Voor patiënten met uitgezaaid melanoom biedt immuuntherapie een kans op langdurige respons. Een hogere kans op respons geeft doelgerichte behandeling bij patiënten met de relatief veel voorkomende BRAF-V600-mutatie, maar dat effect is helaas vaak maar van korte duur. De vanuit het Antoni van Leeuwenhoek te Amsterdam geïnitieerde IMPemBra-studie onderzoekt op welke manier kortdurende BRAF-/MEK-remming (dabrafenib/trametinib) kan worden gecombineerd met immunotherapie (pembrolizumab) met als doel bij meer patiënten een langdurige respons te induceren. Arts-onderzoeker drs. Lisette Rozeman is de drijvende kracht achter deze studie.
De vijfjaarsoverleving van patiënten met gemetastaseerd melanoom was tot enkele jaren geleden minder dan 10%. Als (palliatieve) systemische behandeling werd het chemotherapeuticum dacarbazine voorgeschreven, met helaas maar weinig effect op de overleving. De laatste jaren worden echter spectaculaire effecten gezien van doelgerichte en immuuntherapie.

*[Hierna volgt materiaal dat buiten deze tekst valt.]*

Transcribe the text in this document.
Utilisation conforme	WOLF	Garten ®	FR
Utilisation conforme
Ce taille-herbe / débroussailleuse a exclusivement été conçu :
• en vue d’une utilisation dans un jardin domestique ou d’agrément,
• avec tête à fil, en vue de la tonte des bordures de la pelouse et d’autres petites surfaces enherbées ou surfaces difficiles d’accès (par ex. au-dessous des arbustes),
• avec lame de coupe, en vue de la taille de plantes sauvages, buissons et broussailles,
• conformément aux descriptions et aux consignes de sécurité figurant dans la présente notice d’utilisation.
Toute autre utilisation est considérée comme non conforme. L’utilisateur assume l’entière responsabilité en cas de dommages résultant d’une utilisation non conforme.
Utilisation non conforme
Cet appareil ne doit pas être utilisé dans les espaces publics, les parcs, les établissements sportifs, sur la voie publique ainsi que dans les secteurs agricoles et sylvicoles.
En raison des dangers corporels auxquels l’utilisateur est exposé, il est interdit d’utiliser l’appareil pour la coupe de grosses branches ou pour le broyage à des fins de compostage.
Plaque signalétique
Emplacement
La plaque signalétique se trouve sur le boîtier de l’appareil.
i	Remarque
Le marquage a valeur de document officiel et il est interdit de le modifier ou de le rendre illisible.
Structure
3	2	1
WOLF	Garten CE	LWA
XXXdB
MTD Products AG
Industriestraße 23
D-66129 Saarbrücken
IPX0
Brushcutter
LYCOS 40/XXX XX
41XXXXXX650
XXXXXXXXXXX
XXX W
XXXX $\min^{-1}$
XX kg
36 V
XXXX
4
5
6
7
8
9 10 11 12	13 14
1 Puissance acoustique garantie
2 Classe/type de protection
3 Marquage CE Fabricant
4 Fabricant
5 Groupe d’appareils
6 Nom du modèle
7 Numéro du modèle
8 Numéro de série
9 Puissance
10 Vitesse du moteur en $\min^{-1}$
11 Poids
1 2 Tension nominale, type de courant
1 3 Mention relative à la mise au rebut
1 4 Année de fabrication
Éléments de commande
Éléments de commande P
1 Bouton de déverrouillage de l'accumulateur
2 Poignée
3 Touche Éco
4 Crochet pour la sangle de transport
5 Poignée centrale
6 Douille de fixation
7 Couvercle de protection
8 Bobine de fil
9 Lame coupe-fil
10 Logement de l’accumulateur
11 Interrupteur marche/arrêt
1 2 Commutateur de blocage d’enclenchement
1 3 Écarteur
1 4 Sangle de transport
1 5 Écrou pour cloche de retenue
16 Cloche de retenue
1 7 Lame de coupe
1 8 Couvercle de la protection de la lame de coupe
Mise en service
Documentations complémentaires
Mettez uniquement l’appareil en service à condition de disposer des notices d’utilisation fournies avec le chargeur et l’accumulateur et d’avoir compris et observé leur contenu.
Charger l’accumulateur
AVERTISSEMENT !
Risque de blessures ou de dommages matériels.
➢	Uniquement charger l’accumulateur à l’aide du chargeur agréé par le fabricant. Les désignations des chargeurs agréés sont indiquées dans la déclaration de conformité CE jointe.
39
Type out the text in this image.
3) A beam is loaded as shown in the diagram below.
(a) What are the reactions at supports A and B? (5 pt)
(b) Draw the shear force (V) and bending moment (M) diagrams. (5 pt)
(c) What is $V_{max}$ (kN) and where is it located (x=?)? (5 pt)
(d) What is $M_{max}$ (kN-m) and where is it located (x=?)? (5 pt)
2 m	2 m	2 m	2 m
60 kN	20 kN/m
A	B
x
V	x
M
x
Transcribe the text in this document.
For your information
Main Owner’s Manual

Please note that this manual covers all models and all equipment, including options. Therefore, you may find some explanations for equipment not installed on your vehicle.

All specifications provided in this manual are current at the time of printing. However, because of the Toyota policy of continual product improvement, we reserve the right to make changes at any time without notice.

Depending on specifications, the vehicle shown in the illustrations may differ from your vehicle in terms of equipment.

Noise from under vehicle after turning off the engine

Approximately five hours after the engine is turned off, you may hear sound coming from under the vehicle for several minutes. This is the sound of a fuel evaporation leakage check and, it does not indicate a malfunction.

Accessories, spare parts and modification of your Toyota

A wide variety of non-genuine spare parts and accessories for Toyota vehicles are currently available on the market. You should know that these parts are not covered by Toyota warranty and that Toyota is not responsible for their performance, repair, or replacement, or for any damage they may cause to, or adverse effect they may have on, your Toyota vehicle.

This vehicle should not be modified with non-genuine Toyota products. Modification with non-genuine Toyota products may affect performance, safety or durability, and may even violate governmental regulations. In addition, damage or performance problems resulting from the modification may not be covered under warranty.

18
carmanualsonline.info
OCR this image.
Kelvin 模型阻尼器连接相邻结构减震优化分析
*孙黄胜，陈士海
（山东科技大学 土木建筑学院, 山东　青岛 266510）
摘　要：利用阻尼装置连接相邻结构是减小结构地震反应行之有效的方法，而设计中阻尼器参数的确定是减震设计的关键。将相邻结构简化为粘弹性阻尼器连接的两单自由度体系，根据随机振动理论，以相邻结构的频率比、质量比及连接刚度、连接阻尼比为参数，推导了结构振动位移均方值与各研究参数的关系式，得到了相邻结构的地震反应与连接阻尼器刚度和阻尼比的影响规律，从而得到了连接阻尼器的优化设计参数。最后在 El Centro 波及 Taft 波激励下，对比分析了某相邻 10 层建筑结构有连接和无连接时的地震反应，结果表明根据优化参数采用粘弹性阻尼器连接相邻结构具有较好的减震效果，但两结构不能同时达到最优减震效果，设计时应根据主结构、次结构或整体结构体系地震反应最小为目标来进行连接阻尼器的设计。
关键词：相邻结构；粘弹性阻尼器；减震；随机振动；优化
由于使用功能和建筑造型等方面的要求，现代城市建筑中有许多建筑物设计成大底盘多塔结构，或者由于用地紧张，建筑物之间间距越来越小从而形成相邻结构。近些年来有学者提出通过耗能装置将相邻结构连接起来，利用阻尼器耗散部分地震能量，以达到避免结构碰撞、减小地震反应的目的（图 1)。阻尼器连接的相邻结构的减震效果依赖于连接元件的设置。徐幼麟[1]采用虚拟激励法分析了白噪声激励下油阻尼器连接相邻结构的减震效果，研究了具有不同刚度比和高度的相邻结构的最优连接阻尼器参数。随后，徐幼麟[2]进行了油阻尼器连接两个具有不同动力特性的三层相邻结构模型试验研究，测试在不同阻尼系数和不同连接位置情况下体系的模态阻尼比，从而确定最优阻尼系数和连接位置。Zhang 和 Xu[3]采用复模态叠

Bijna de helft van de cutane melanomen bevat een BRAF-V600-mutatie die continue activering veroorzaakt van de MAPK-signaaltransductieroute. Inmiddels is in grote fase 3-studies aangetoond dat de selectieve BRAF-remmers vemurafenib en dabrafenib bij patiënten met BRAF-V600-mutaties de progressievrije (PFS) en algemene overleving (OS) verbeteren in vergelijking met dacarbazine. Helaas treedt na een half jaar bij de helft van de patiënten alweer progressie op – echt langdurige responsen worden zelden gezien. Het combineren van een BRAF-remmer met andere remmers van de MAPK-signaaltransductie, de MEK-remmers trametinib of cobimetinib, geeft een hogere kans op respons, verdere verbetering van de mediane PFS en OS, zonder noemenswaardige toename van bijwerkingen. Maar ook hier ziet men na drie jaar bij 80% van de melanoompatiënten progressie. Recente analyses van fase 2- en 3-studies laten wel zien dat een klein deel van de patiënten op de lange termijn baat van deze therapie kan hebben met een PFS tot vijf jaren.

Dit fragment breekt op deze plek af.